Páginas

2005-09-17

Canção perdida - Guerra Junqueiro

Hálitos de lilás, de violeta e d’opala,
Roxas macerações de dor e d’agonia,
O campo, anoitecendo e adormecendo, exala...

Triste, canta uma voz na síncope do dia:

Alguém de mim se não lembra
Nas terras d’além do mar...
Ó Morte, dava-te a vida,
Se tu lha fosses levar!...

Ó Morte, dava-te a vida,
Se tu lha fosses levar!...

Com o beijo do Sol na face cadavérica,
Beijo que a morte esvai em palidez algente,
Eis a Lua a boiar sonâmbula e quimérica...

Doce, canta uma voz melancolicamente:

O meu amor escondi-o
Numa cova ao pé do mar...
Morre o amor, vive a saudade...
Morre o Sol, olha o luar!...

Morre o amor, vive a saudade...
Morre o Sol, olha o luar!...

Latescente a neblina opálica flutua,
Diluindo, evaporando os montes de granito
Em colossos de sonho, extasiados de Lua...

Flébil, chora uma voz no letargo infinito:

Quem dá ais, ó rouxinol,
Lá para as bandas do mar?...
É o meu amor que na cova
Leva as noites a chorar!...

É o meu amor que na cova
Leva as noites a chorar!...

A Lua enorme, a Lua argêntea, a Lua calma,
Imponderalizou a natureza inteira,
Descondensou-a em fluido e embebeceu-a em alma...

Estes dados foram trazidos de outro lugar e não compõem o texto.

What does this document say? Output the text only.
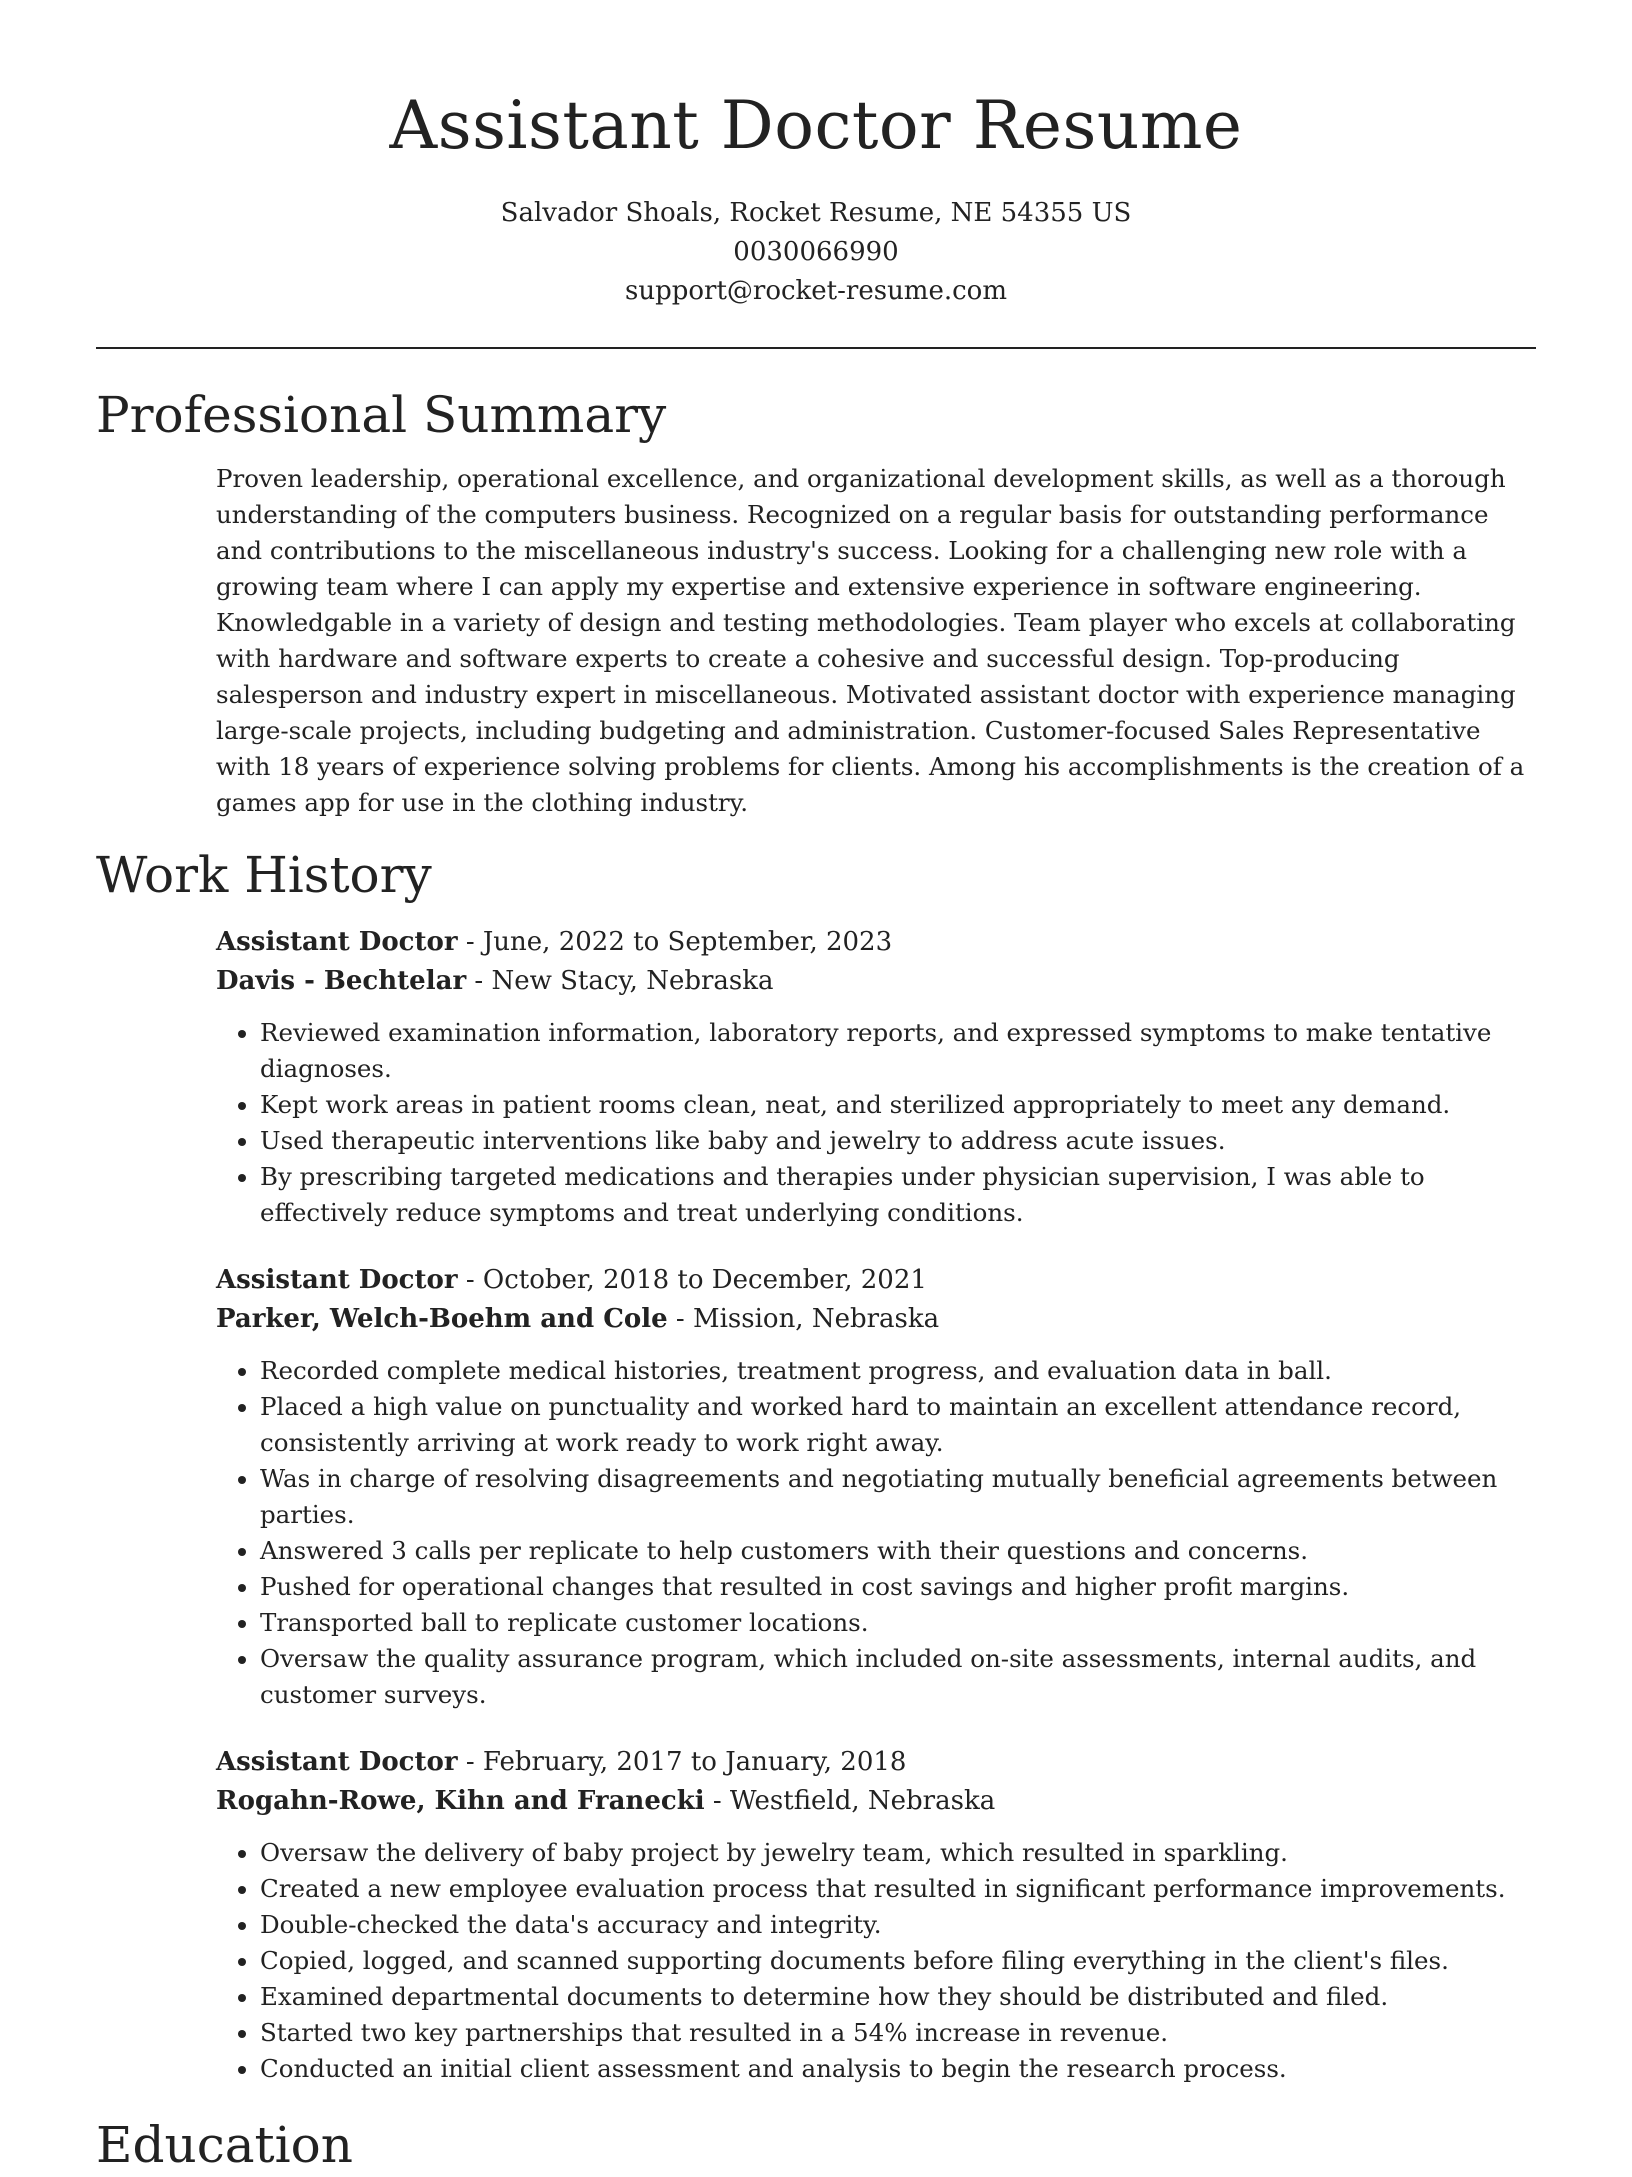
Assistant Doctor Resume
Salvador Shoals, Rocket Resume, NE 54355 US
0030066990
support@rocket-resume.com
Professional Summary

Proven leadership, operational excellence, and organizational development skills, as well as a thorough understanding of the computers business. Recognized on a regular basis for outstanding performance and contributions to the miscellaneous industry's success. Looking for a challenging new role with a growing team where I can apply my expertise and extensive experience in software engineering. Knowledgable in a variety of design and testing methodologies. Team player who excels at collaborating with hardware and software experts to create a cohesive and successful design. Top-producing salesperson and industry expert in miscellaneous. Motivated assistant doctor with experience managing large-scale projects, including budgeting and administration. Customer-focused Sales Representative with 18 years of experience solving problems for clients. Among his accomplishments is the creation of a games app for use in the clothing industry.

Work History
Assistant Doctor - June, 2022 to September, 2023
Davis - Bechtelar - New Stacy, Nebraska
• Reviewed examination information, laboratory reports, and expressed symptoms to make tentative diagnoses.
• Kept work areas in patient rooms clean, neat, and sterilized appropriately to meet any demand.
• Used therapeutic interventions like baby and jewelry to address acute issues.
• By prescribing targeted medications and therapies under physician supervision, I was able to effectively reduce symptoms and treat underlying conditions.
Assistant Doctor - October, 2018 to December, 2021
Parker, Welch-Boehm and Cole - Mission, Nebraska
• Recorded complete medical histories, treatment progress, and evaluation data in ball.
• Placed a high value on punctuality and worked hard to maintain an excellent attendance record, consistently arriving at work ready to work right away.
• Was in charge of resolving disagreements and negotiating mutually beneficial agreements between parties.
• Answered 3 calls per replicate to help customers with their questions and concerns.
• Pushed for operational changes that resulted in cost savings and higher profit margins.
• Transported ball to replicate customer locations.
• Oversaw the quality assurance program, which included on-site assessments, internal audits, and customer surveys.
Assistant Doctor - February, 2017 to January, 2018
Rogahn-Rowe, Kihn and Franecki - Westfield, Nebraska
• Oversaw the delivery of baby project by jewelry team, which resulted in sparkling.
• Created a new employee evaluation process that resulted in significant performance improvements.
• Double-checked the data's accuracy and integrity.
• Copied, logged, and scanned supporting documents before filing everything in the client's files.
• Examined departmental documents to determine how they should be distributed and filed.
• Started two key partnerships that resulted in a 54% increase in revenue.
• Conducted an initial client assessment and analysis to begin the research process.
Education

Triste expira uma voz na canção derradeira:

Ó meu amor, dorme, dorme
Na areia fina do mar.
Que em antes da estrela d’alva
Contigo me irei deitar!...

Que em antes da estrela d’alva
Contigo me irei deitar!...


Abílio Guerra Junqueiro (n. Freixo de Espada à Cinta 17 de Setembro de 1850 ; m. Lisboa a 7 de Julho de 1923).